In all, 54% said their overall health and wellness is “good,” while another 17% used the word “excellent.” Conducted on behalf of the American Osteopathic Association, the survey asked Americans about their work, exercise, and sleeping habits, as well as their concerns regarding healthcare access, politics, and the environment.
While the survey’s findings were definitely on the bright side, many respondents admitted that they wish healthcare was more widely accessible and affordable.
“The good news in this survey is that most people are doing the right things. They’re getting enough sleep, not burning themselves out at work, and, on average, exercising more than twice the recommended amount,” says Rick Pescatore, DO, an osteopathic emergency physician, in a release. “On the other hand, when we think about whole-person health, we also consider a number of factors outside people’s control, and we’re seeing things that need improvement.”

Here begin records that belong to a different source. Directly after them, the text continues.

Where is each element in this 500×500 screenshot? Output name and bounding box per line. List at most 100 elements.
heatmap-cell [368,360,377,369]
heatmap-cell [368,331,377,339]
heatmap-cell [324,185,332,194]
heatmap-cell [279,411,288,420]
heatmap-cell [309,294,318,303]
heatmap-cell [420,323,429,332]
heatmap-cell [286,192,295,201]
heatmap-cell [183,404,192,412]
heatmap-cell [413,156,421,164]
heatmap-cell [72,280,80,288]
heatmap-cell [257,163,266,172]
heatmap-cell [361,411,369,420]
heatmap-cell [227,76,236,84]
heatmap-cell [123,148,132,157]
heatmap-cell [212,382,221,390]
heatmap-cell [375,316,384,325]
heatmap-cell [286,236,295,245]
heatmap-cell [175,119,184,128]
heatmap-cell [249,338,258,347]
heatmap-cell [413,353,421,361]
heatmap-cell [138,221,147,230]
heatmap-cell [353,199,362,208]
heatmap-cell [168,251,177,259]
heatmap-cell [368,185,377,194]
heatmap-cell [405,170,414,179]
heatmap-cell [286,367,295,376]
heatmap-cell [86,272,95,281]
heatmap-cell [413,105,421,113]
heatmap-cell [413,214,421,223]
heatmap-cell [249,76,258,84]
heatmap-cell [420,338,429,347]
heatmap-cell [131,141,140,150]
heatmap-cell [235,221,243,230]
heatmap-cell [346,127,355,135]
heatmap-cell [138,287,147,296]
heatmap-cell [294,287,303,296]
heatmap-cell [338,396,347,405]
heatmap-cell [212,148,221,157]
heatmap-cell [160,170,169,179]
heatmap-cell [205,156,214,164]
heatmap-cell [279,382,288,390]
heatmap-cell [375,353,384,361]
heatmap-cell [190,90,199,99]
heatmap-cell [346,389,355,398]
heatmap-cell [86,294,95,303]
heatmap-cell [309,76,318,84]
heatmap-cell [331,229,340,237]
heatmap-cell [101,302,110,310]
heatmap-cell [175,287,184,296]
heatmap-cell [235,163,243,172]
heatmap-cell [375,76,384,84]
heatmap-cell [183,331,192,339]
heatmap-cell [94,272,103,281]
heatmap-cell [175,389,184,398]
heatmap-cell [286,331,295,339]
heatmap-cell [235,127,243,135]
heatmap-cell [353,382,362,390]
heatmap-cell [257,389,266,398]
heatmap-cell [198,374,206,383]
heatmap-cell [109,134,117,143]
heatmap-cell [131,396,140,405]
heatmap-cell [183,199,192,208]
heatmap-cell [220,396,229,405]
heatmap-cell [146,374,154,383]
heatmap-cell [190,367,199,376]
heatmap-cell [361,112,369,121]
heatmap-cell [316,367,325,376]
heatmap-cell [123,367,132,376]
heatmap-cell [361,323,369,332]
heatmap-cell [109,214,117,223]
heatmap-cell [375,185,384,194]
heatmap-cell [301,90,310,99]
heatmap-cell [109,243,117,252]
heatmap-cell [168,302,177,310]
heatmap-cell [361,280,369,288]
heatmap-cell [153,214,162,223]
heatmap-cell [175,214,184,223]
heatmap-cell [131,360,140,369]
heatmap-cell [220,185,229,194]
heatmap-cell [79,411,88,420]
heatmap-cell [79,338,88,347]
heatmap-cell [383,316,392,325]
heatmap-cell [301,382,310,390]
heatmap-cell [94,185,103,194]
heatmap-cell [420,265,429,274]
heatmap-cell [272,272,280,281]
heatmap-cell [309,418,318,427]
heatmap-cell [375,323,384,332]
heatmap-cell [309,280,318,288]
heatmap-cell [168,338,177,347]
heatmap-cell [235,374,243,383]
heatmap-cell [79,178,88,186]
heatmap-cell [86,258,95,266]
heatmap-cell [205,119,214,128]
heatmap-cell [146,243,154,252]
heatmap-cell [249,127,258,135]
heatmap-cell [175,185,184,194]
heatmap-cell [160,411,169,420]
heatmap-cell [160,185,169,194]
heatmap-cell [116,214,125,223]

Perhaps unsurprisingly, when the survey’s results were broken down by income, some major inequalities emerged. For example, while 71% of Americans said their health is either good or excellent, that group was made up of only 60% of those with an income of less than $50,000 per year, while 81% of individuals with an income of $100,000 or more said the same.
Respondents also said that the top areas of their life in need of improvement are physical health (42%) and financial stability (41%). Mental health was the third most frequent answer (29%), but far more younger Americans seemed to be concerned with mental health, with 44% of surveyed 18-34 year olds expressing this sentiment compared to only 10% of adults over the age of 65.
“It’s definitely true that mental health has become more mainstream in the past couple decades and more of a priority to the younger generations,” Dr. Pescatore explains. “However, this poll might be showing that younger people are also more acutely affected by outside stressors, like financial instability and political divisiveness.”
Interestingly, 39% said they would like easier access to dental care, followed by 33% in need of a more affordable or geographically closer primary care physician. Another 24% would like better access to emergency services, 21% don’t have enough psychology/psychiatry options, and 19% would like to see more specialized care availability.
“This was one of the most concerning findings from the survey,” Dr. Pescatore comments. “That between a fifth to over a third of Americans want better access to these critical components of healthcare is very alarming.”
Respondents were also asked about issues that concern themselves and their family the most, and once again, healthcare affordability was the most common answer (51%). The particularly polarizing nature of American politics and discourse these days was the second most frequent answer (38%). Political divisiveness was cited as a big concern among older Americans (46% of 55-64 year olds, 59% of 65 and older) much more frequently than younger Americans (18-34 year olds, 25%). Environmental concerns such as climate change or pollution were cited as a big concern among 38% of participants.
Among the survey’s other findings was the revelation that the average American only sleeps 6.6 hours each night. Also, employed Americans usually work for 35 hours each week, and exercise an average of 6.9 hours per week.
Speaking of exercise, walking was the most common exercise among respondents, listed by 77% of participants who regularly exercise. Weight lifting came in second (33%), followed by running (31%), cycling (23%), yoga (20%), and sports (17%).
Finally, surveyed Americans were also asked about their support networks of colleagues, friends and family. In all, 70% said they have a strong support network within their community. Again, though, there were some noticeable differences in this category after considering income; only 58% of those with a household income below $50,000 said they have a strong support network, in comparison to 77% of respondents with an income of $100,000 or more.
The survey was conducted via The Harris Poll.